Although only one confirmed CP-specific AS event (ASPH) was clearly linked to the regulation of cardiac physiology, several other novel CP-specific AS events were predicted to alter the composition of critical protein domains (CAPZB, UBE4B, HIF3A, HDAC9). One of the most intriguing was AS of the cardiac inhibitor HDAC9, which results in a highly truncated or nonexpressed form specifically in CPs. These data further support a role for AS in the direct specification of cardiac precursors.
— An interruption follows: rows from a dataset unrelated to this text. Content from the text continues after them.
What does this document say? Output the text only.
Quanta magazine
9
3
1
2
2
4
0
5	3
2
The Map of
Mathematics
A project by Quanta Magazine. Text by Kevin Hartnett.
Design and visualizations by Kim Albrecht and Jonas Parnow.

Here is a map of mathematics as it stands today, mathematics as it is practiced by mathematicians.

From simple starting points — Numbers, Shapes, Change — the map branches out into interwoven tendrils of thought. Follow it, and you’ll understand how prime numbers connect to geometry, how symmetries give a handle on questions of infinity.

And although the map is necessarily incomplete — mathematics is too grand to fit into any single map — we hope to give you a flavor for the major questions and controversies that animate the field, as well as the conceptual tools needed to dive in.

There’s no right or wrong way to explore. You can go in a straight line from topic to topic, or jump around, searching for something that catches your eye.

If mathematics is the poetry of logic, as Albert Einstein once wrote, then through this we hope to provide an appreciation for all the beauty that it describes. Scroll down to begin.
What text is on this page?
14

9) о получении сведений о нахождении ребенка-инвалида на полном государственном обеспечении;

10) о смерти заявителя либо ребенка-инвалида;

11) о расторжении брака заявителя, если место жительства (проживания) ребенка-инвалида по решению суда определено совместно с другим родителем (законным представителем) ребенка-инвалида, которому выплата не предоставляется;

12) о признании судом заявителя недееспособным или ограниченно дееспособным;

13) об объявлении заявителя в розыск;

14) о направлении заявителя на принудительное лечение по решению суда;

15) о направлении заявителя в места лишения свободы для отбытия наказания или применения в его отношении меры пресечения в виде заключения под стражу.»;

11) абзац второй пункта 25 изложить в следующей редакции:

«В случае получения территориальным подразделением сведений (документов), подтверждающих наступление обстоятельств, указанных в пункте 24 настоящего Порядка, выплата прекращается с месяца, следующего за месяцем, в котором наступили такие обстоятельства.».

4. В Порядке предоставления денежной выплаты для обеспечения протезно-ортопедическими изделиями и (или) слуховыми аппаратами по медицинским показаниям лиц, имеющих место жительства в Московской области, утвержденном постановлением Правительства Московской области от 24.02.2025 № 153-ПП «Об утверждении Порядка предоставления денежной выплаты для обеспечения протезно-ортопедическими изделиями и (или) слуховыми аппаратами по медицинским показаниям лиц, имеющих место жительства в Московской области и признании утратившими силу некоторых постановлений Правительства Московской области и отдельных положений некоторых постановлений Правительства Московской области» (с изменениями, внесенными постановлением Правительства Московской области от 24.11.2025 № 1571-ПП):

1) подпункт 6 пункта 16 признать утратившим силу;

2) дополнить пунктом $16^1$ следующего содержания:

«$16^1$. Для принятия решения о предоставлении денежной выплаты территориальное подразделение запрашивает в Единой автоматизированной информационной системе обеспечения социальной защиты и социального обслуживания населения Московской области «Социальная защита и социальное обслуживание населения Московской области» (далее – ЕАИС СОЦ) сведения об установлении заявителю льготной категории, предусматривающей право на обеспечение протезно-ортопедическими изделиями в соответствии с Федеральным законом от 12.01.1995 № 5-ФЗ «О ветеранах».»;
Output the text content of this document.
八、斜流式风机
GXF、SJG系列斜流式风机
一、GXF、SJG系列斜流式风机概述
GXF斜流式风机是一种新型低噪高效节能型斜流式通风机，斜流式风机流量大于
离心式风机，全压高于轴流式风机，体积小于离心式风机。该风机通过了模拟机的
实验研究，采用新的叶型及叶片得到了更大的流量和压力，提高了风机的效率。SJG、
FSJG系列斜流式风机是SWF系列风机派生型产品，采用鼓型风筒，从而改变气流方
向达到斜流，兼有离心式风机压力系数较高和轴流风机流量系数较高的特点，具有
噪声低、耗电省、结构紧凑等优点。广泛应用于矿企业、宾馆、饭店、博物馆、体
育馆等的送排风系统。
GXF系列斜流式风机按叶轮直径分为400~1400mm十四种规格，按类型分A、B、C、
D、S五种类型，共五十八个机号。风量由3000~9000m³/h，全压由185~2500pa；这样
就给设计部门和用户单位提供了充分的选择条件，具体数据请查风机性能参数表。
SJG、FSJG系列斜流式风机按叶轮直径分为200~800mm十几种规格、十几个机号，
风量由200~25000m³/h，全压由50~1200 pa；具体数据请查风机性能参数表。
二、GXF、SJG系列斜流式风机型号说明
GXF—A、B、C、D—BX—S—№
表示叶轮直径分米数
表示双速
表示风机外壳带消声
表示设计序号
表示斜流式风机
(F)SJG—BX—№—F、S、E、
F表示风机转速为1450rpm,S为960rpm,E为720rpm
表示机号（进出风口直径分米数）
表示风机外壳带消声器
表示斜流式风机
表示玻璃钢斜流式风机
Finally, analysis of the overlap between predicted miRNA binding sites and alternative exons revealed a potential mechanism by which specific cell types may regulate miRNA activity independently of miRNA expression. Such regulation involves AS of exons and differential expression of distal terminal exons, where the mechanism regulating exon length is unclear. Two recent analyses have further demonstrated the interaction between miRNAs and alternatively spliced isoforms 
or UTRs of different length 
. Since miRNA expression is thought to fine-tune protein expression downstream of transcription, alternative exon inclusion may be a parallel means of regulating miRNA binding site selection while still retaining full-length protein expression.
While we present several new analyses in this study, it will be essential to experimentally validate these protein and miRNA-level predictions. Additional computational analyses, such as comparative genomic sequence analysis, will also be important for delineating common and distinct cis-regulatory sequences that may regulate cardiac and neuronal splicing. Further refinement of our algorithm to decrease false negatives, similar to other approaches 
, will also be important in identifying additional AS events. Finally, future application and refinement of these analyses to additional cell lineages and time points may yield greater resolution of AS events that will likely provide insights into the mechanisms of cell-fate commitment and maintenance of hESC pluripotency.